Of course, there will always be those who claim, “Not my CIA! There is no possibility that my CIA would ever do such a horrible thing. That’s what intelligence services do in other countries, such as Pakistan, but not my government’s intelligence service.”
Yet, it’s not clear what they mean when they make such a claim. Surely, they’re not saying that the CIA is incapable of murder and regime change. After all, everyone knows that that’s what the CIA is all about — murder and regime change, along with kidnapping, torture, and other nefarious things. There’s nothing new about that. Everyone agrees that the CIA has been doing such things for decades and is still doing them.

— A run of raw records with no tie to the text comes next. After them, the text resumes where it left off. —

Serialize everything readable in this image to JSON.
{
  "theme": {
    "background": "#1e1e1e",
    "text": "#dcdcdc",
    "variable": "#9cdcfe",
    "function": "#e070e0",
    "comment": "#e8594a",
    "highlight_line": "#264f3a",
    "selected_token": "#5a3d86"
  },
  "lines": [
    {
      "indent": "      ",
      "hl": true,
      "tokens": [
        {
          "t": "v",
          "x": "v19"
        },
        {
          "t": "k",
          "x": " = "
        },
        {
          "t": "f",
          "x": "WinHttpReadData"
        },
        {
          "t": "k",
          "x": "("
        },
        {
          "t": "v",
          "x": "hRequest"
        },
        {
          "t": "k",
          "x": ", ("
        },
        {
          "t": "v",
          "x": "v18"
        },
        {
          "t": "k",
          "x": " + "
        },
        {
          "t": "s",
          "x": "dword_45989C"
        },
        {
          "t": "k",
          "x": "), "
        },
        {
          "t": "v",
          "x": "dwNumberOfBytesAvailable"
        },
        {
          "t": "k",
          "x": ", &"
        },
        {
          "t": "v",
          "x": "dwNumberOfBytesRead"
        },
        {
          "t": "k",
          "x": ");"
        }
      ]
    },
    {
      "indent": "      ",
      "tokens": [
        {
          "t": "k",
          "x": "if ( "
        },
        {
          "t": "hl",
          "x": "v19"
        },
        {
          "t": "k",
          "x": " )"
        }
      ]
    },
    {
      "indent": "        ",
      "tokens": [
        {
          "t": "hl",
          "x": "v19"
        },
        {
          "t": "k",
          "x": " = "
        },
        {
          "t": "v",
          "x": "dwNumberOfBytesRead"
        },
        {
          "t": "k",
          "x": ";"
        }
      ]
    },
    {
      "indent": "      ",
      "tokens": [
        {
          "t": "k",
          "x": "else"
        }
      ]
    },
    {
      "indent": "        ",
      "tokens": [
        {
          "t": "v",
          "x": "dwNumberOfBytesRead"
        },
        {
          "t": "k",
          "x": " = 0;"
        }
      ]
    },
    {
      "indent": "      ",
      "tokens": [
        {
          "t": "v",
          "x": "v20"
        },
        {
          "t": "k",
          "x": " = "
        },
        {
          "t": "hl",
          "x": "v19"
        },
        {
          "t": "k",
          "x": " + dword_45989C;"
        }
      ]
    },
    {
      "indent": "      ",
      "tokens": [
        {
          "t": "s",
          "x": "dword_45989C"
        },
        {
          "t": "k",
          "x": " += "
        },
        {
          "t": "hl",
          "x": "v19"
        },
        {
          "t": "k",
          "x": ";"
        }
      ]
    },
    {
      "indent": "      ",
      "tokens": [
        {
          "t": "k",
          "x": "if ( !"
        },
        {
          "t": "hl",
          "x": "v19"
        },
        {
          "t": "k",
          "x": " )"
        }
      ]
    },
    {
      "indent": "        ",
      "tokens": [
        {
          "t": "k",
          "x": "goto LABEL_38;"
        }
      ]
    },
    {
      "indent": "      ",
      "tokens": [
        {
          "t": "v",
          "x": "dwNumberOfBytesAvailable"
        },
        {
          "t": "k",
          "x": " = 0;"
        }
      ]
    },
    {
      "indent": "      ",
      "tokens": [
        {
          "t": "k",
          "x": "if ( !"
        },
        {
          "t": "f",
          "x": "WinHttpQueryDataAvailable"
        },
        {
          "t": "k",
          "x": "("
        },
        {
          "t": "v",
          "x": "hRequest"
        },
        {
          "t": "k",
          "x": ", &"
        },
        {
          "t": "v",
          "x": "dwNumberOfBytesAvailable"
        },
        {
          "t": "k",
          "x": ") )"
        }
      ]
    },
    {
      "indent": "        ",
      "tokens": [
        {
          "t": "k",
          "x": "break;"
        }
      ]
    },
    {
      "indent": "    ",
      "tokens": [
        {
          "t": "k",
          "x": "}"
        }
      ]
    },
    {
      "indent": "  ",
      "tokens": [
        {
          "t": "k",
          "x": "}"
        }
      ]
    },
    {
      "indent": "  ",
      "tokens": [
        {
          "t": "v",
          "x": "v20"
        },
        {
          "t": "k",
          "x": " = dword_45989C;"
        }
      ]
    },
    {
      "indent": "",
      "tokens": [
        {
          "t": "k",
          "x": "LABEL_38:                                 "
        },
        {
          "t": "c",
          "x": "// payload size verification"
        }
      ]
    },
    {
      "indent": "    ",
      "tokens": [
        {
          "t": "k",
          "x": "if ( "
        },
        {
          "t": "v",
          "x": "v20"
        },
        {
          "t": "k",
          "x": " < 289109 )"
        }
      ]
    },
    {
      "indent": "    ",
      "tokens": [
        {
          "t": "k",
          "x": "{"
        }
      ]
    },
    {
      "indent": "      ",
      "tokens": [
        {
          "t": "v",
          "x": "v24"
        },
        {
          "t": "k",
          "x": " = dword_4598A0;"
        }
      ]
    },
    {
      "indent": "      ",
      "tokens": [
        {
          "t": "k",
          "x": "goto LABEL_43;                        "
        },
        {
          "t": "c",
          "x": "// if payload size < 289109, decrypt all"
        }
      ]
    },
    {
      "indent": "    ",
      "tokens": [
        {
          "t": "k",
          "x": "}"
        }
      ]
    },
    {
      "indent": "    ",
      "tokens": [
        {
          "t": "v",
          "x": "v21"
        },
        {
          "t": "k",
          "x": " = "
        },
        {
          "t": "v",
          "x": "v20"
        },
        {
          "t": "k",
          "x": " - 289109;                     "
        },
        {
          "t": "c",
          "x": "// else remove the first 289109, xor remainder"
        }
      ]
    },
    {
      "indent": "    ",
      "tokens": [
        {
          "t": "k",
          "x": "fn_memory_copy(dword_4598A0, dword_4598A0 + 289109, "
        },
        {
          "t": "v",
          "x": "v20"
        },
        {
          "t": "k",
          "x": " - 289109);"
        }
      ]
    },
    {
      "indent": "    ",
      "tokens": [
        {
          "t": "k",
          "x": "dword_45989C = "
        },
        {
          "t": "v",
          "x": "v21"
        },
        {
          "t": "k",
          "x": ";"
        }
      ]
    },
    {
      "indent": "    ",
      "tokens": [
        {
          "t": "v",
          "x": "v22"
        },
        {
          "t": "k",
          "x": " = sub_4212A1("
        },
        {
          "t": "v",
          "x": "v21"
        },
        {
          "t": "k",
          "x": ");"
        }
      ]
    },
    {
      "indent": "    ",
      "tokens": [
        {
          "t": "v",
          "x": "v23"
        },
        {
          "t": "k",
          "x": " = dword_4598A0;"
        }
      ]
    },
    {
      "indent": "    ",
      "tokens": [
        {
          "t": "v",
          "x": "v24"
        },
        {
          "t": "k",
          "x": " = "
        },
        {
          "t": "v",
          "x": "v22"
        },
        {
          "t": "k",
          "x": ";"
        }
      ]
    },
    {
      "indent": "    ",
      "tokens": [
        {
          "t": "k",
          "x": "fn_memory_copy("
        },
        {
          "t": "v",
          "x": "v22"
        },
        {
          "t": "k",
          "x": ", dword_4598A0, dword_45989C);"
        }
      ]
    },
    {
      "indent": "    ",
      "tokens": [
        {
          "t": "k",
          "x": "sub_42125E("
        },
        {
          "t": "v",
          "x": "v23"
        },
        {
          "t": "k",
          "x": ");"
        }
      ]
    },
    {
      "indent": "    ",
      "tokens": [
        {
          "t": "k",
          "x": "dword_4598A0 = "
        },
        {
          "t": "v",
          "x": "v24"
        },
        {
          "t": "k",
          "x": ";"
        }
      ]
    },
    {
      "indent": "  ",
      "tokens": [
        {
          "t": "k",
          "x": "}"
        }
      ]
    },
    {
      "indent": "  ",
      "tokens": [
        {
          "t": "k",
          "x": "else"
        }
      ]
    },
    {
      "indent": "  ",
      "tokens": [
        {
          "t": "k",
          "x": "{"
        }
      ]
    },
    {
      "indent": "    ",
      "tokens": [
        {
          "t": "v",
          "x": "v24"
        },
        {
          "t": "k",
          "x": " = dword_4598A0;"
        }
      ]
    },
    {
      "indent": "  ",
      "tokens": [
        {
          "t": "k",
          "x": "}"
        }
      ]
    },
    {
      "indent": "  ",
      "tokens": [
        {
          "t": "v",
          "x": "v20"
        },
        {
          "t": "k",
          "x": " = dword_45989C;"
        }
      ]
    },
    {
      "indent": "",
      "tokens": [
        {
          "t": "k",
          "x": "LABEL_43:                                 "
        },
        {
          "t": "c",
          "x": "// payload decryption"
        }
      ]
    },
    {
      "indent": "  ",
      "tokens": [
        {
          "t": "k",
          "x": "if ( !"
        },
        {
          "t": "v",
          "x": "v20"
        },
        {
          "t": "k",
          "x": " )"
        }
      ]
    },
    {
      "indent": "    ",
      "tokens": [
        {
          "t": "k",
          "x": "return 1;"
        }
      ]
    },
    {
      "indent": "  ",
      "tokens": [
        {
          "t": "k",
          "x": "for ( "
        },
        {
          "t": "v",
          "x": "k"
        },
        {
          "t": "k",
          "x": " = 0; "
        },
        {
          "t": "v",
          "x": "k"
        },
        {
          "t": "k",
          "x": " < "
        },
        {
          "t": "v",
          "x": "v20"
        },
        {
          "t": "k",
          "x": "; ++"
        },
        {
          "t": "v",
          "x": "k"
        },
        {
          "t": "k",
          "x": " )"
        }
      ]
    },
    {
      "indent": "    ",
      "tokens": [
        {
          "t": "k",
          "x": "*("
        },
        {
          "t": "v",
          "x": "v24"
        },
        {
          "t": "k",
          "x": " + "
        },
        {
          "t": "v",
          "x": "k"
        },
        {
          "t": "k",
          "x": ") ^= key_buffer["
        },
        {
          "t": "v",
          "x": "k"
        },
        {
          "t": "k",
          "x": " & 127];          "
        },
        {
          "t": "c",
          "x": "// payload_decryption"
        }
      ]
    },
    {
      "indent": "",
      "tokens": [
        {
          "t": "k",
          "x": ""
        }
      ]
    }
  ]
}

Ten years before Kennedy was assassinated, the CIA conducted regime-change operations in Guatemala and Iran, under the rubric of “national security.” There was also the CIA’s involvement in a regime-change operation in Vietnam, which included the murder of the man who was ousted from power, under the rubric of “national security.” The CIA also assassinated Dominican Republic dictator Rafael Trujillo, under the rubric of “national security.” The list goes on.
We also shouldn’t forget the partnership between the CIA and the Mafia, in which CIA officials and Mafia hoodlums conspired and worked together to kill Cuba’s president, Fidel Castro, and effect regime change in Cuba, again under the rubric of “national security.”
Those who categorically hold that that there is no possibility that the CIA would ever assassinate a U.S. official, including a president, must mean that CIA officials, as patriots, would never have used their talents to effect a regime change within the United States.
Yet, what if CIA officials had concluded that Kennedy himself was a threat to “national security” and that a regime change here would save the country from being taken over by the communists? Don’t forget, after all, that the fear and paranoia that infects the nation today with respect to a conquest by the Muslims is miniscule compared to the fear and paranoia over communism that gripped the nation in the 1950s and 60s. In fact, it was that fear and paranoia that led the CIA to effect those regime changes in Guatemala, Iran, and Vietnam and that ultimately led Lyndon Johnson, Richard Nixon, and the Pentagon to send 58,000 American men to their deaths in Vietnam.
We shouldn’t forget also that in the minds of many CIA officials, Kennedy had betrayed the CIA at the Bay of Pigs, resulting in the deaths of CIA agents and their anti-Castro allies, and had betrayed the nation by promising the communists that they would never again have to fear a CIA regime-change operation in Cuba, 90 miles away from American shores. Moreover, there is strong circumstantial evidence that Kennedy was ready to “surrender” to the communists by withdrawing U.S. troops from Vietnam and engaging in dialogue with Soviet leaders. With Lyndon Johnson at the helm, those “national-security” concerns diminished.
None of this, of course, is direct evidence that the CIA effected a regime change in the United States in November 1963. It’s just to say that if it had been a federal criminal offense to assassinate a president in 1963, people could have made a good case for the appointment of an independent federal prosecutor with a mandate that included a close examination into the CIA as a “target of interest” in the investigation. It’s a shame that no such law existed and that no such appointment and investigation were made because they would have gone a long way in settling longstanding doubts among many people over whether the CIA used its considerable talents of murder and assassination of foreign leaders to effect a regime change here at home.